Roma, 19 set. (askanews) – Ripensare la legge sulle locazioni per permettere una maggiore flessibilità nella scelta della durata del contratto; ampliare la cedolare secca; e soprattutto dare la certezza al proprietario dell’immobile di poter rientrare nel possesso dell’appartamento in tempi brevi, se l’inquilino non rispetta gli impegni assunti o è moroso. Sono alcune delle proposte, informa una nota, per rivitalizzare il mercato delle locazioni residenziali che Maurizio Pezzetta, Delegato per FIMAA Italia, ha avanzato intervenendo agli Stati Generali dell’Abitare, organizzati a Roma da Noi Moderati, con l’obiettivo di “Ripensare la casa, Costruire il futuro”.

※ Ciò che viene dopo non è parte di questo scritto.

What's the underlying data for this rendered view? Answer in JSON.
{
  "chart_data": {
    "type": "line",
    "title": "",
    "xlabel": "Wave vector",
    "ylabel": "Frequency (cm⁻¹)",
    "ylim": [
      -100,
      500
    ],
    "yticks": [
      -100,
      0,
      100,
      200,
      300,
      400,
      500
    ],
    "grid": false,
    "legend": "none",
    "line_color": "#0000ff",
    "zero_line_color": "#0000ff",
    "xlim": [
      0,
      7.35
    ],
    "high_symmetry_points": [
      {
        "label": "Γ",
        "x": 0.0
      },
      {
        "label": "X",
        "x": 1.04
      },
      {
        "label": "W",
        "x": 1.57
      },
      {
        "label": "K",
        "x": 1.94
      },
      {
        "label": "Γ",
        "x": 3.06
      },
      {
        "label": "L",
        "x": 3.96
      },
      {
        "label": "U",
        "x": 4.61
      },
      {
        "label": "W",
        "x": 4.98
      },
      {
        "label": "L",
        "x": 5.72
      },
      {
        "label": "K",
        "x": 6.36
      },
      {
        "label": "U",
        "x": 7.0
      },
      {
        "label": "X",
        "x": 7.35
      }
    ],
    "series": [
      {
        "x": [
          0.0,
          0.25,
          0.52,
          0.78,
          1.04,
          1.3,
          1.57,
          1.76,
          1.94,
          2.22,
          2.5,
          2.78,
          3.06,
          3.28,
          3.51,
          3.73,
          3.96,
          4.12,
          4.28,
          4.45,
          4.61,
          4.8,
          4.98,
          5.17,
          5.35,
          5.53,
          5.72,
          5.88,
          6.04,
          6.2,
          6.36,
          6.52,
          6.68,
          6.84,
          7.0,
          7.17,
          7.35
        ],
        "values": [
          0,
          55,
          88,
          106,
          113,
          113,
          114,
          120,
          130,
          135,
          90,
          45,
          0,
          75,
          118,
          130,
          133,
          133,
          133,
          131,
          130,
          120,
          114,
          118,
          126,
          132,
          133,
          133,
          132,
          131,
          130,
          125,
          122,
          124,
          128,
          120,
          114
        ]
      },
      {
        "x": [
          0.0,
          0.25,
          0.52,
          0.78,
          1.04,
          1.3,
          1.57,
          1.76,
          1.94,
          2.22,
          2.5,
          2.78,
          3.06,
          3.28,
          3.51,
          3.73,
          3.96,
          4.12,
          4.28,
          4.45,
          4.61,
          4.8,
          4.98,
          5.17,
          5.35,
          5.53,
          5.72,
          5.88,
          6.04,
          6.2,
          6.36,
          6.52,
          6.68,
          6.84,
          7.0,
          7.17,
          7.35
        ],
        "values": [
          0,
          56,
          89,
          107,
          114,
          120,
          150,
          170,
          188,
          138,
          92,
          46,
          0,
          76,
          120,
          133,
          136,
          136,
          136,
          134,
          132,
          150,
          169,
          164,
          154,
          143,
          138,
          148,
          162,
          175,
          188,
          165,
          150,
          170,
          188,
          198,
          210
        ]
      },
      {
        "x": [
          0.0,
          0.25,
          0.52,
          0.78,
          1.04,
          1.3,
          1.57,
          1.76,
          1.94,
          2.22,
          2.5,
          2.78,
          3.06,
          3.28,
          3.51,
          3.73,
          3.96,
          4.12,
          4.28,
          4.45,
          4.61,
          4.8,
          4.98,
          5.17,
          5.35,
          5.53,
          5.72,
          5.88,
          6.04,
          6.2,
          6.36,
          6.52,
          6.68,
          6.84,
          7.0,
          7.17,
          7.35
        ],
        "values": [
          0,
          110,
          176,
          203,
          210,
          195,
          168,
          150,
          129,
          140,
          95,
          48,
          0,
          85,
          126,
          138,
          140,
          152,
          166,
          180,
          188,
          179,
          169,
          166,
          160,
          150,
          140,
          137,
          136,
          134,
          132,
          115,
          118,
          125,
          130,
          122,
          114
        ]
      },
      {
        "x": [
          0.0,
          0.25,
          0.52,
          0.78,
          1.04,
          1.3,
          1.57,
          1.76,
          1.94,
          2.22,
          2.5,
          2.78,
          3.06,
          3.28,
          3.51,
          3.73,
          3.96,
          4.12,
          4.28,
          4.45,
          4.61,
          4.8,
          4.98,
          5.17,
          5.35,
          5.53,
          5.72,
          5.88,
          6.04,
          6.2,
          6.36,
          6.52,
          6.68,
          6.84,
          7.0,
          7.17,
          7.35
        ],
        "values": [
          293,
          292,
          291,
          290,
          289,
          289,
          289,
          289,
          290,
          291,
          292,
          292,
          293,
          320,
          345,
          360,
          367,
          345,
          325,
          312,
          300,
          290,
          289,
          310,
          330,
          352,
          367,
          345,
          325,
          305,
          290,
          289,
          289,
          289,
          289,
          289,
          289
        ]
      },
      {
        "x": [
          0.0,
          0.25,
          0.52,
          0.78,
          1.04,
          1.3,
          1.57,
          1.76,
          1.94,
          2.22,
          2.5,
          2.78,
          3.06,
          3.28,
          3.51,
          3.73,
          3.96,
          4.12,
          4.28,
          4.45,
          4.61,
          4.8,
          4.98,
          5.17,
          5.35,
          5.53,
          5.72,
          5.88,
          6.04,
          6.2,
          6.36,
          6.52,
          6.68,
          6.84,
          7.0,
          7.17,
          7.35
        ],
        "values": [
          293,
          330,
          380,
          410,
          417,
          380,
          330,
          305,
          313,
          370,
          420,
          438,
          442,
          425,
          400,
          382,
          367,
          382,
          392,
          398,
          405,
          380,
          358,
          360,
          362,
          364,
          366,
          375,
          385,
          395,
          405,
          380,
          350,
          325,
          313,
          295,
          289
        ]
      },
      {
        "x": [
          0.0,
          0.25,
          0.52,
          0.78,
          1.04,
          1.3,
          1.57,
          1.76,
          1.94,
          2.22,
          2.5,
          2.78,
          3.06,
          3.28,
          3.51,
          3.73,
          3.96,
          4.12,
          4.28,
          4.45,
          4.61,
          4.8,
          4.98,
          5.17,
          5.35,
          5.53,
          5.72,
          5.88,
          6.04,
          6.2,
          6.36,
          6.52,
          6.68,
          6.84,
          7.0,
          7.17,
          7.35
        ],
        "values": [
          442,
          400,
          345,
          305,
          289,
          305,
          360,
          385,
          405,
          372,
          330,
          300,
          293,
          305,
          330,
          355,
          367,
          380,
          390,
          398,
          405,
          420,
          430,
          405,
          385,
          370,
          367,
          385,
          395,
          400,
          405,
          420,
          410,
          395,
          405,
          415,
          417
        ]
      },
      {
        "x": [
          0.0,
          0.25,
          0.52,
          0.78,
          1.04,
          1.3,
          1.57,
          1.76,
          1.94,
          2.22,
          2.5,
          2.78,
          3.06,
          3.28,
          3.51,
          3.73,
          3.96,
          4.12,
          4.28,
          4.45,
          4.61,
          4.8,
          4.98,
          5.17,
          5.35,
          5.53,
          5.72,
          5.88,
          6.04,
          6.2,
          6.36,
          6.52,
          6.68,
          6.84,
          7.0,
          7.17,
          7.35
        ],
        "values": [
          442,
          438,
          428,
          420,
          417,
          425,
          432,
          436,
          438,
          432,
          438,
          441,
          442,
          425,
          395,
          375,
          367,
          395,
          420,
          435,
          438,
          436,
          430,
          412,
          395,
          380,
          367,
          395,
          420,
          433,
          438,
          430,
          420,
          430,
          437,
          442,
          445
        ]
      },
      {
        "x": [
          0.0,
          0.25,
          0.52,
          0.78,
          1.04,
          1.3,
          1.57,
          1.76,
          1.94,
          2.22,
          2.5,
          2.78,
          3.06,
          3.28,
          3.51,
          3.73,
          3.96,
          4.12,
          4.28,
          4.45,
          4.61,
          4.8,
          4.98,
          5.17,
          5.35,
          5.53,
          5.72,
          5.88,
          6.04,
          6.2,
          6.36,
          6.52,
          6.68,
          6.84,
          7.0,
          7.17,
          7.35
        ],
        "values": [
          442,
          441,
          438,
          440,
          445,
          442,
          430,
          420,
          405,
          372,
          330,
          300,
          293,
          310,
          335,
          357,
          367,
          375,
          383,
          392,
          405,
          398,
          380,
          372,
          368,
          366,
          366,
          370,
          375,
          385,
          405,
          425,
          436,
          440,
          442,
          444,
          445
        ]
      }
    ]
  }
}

“È necessario incentivare i proprietari a immettere sul mercato delle locazioni gli immobili che oggi sono vuoti, ha spiegato Pezzetta nel corso della tavola rotonda moderata dal direttore di Casa Radio, Paolo Leccese, a cui hanno partecipato anche Renato Maffey, Presidente di ANAMA, e Marco Grumetti, Vicepresidente Vicario di FIAIP. – La ragione principale dell’emergenza affitti che stiamo attraversando è il fatto che i proprietari degli immobili preferiscono rinunciare a un’entrata, piuttosto che correre il rischio di dover affrontare simili problemi. Per dimostrarlo è sufficiente dire che ad oggi si contano circa 9,6 milioni di inutilizzati in tutta Italia”. Nel pacchetto di misure che ha avanzato il Delegato per FIMAA Italia, anche le proposte di creare degli incentivi per le aziende che investano su immobili destinati ai propri lavoratori; di detassare i canoni non corrisposti; di riconoscere come titolo esecutivo il contratto di locazione quando il rapporto sia cessato.